One of the hardest things about having a miscarriage due to such an unusual occurrence as a partial molar pregnancy is the unthinking reactions others express. Initially, friends this woman confided in had no idea partial molar pregnancy existed. They suggested that she find another doctor, that the diagnosis sounded bizarre. To experience something so traumatic while well-meaning friends doubted its existence and questioned her belief in it added stress to an already troubling situation.

Because her partial molar pregnancy caused the second miscarriage in sequence, she was especially sensitive about her reproductive capabilities. That internal agony was exacerbated by unspoken and spoken signals from others; suggestions that she adopt or be grateful for the one child she had, while well meaning, reinforced her worries about her ability to have another successful pregnancy.

When she finally did become pregnant again and confided in a few friends, she detected subtle reactions- a slight drawing of breath, a less than enthusiastic congratulations followed by a quick change of subject- that infected her with their doubts.
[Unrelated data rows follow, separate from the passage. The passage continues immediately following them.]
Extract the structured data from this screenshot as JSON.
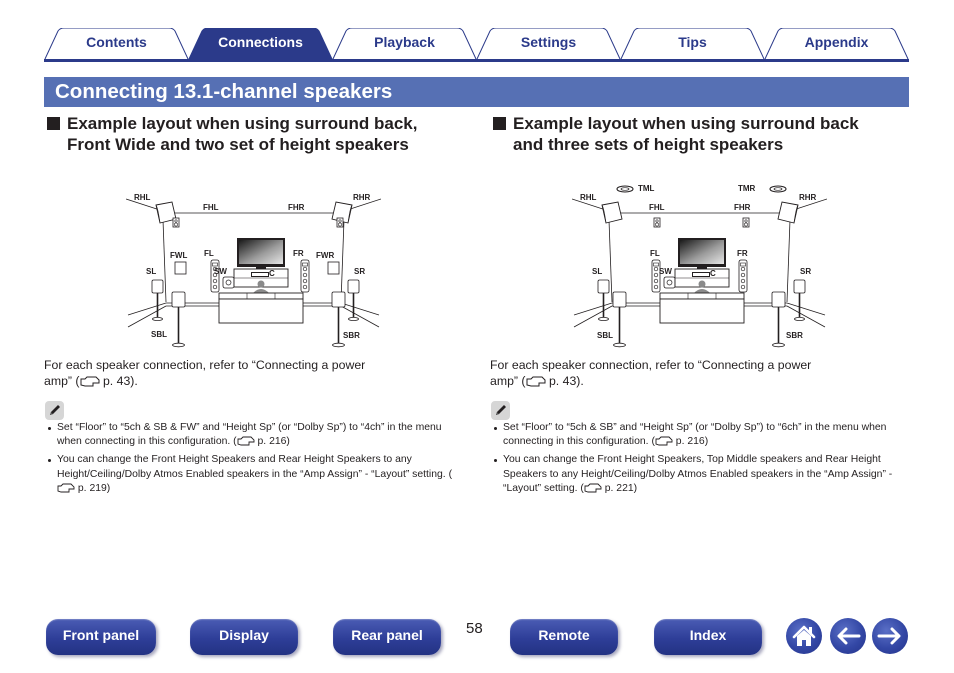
{
  "tabs": [
    {
      "label": "Contents",
      "active": false
    },
    {
      "label": "Connections",
      "active": true
    },
    {
      "label": "Playback",
      "active": false
    },
    {
      "label": "Settings",
      "active": false
    },
    {
      "label": "Tips",
      "active": false
    },
    {
      "label": "Appendix",
      "active": false
    }
  ],
  "page_title": "Connecting 13.1-channel speakers",
  "colors": {
    "brand_blue": "#2b3a8a",
    "title_bar": "#5670b4",
    "text": "#231f20"
  },
  "left_section": {
    "heading_line1": "Example layout when using surround back,",
    "heading_line2": "Front Wide and two set of height speakers",
    "speaker_labels": {
      "rhl": "RHL",
      "rhr": "RHR",
      "fhl": "FHL",
      "fhr": "FHR",
      "fwl": "FWL",
      "fwr": "FWR",
      "fl": "FL",
      "fr": "FR",
      "sl": "SL",
      "sr": "SR",
      "sw": "SW",
      "c": "C",
      "sbl": "SBL",
      "sbr": "SBR"
    },
    "body_line1": "For each speaker connection, refer to “Connecting a power",
    "body_line2_pre": "amp” (",
    "body_line2_post": " p. 43).",
    "notes": [
      {
        "text": "Set “Floor” to “5ch & SB & FW” and “Height Sp” (or “Dolby Sp”) to “4ch” in the menu when connecting in this configuration.  (",
        "ref": " p. 216)"
      },
      {
        "text": "You can change the Front Height Speakers and Rear Height Speakers to any Height/Ceiling/Dolby Atmos Enabled speakers in the “Amp Assign” - “Layout” setting.  (",
        "ref": " p. 219)"
      }
    ]
  },
  "right_section": {
    "heading_line1": "Example layout when using surround back",
    "heading_line2": "and three sets of height speakers",
    "speaker_labels": {
      "rhl": "RHL",
      "rhr": "RHR",
      "fhl": "FHL",
      "fhr": "FHR",
      "tml": "TML",
      "tmr": "TMR",
      "fl": "FL",
      "fr": "FR",
      "sl": "SL",
      "sr": "SR",
      "sw": "SW",
      "c": "C",
      "sbl": "SBL",
      "sbr": "SBR"
    },
    "body_line1": "For each speaker connection, refer to “Connecting a power",
    "body_line2_pre": "amp” (",
    "body_line2_post": " p. 43).",
    "notes": [
      {
        "text": "Set “Floor” to “5ch & SB” and “Height Sp” (or “Dolby Sp”) to “6ch” in the menu when connecting in this configuration.  (",
        "ref": " p. 216)"
      },
      {
        "text": "You can change the Front Height Speakers, Top Middle speakers and Rear Height Speakers to any Height/Ceiling/Dolby Atmos Enabled speakers in the “Amp Assign” - “Layout” setting.  (",
        "ref": " p. 221)"
      }
    ]
  },
  "bottom_nav": {
    "front_panel": "Front panel",
    "display": "Display",
    "rear_panel": "Rear panel",
    "page_number": "58",
    "remote": "Remote",
    "index": "Index",
    "icons": [
      "home-icon",
      "back-arrow-icon",
      "forward-arrow-icon"
    ]
  }
}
It hurt her that her friends wouldn’t share in her cautious excitement at being pregnant, didn’t believe in her pregnancy’s viability. She wondered if they judged her foolish for taking the risks associated with becoming pregnant. Yet how could they know her personal agony? Or fairly evaluate her innate sense that all would turn out okay? Though her friends’ reactions saddened her, she said nothing.

Only after the 18 week sonogram, when all appeared well, did a full measure of confidence resurface. The pregnancy resulted in the birth of a full term baby. By the time of the baby’s birth, it was already more than a year since she’d had the partial molar pregnancy. She was free from the worry of trophoblastic cancer.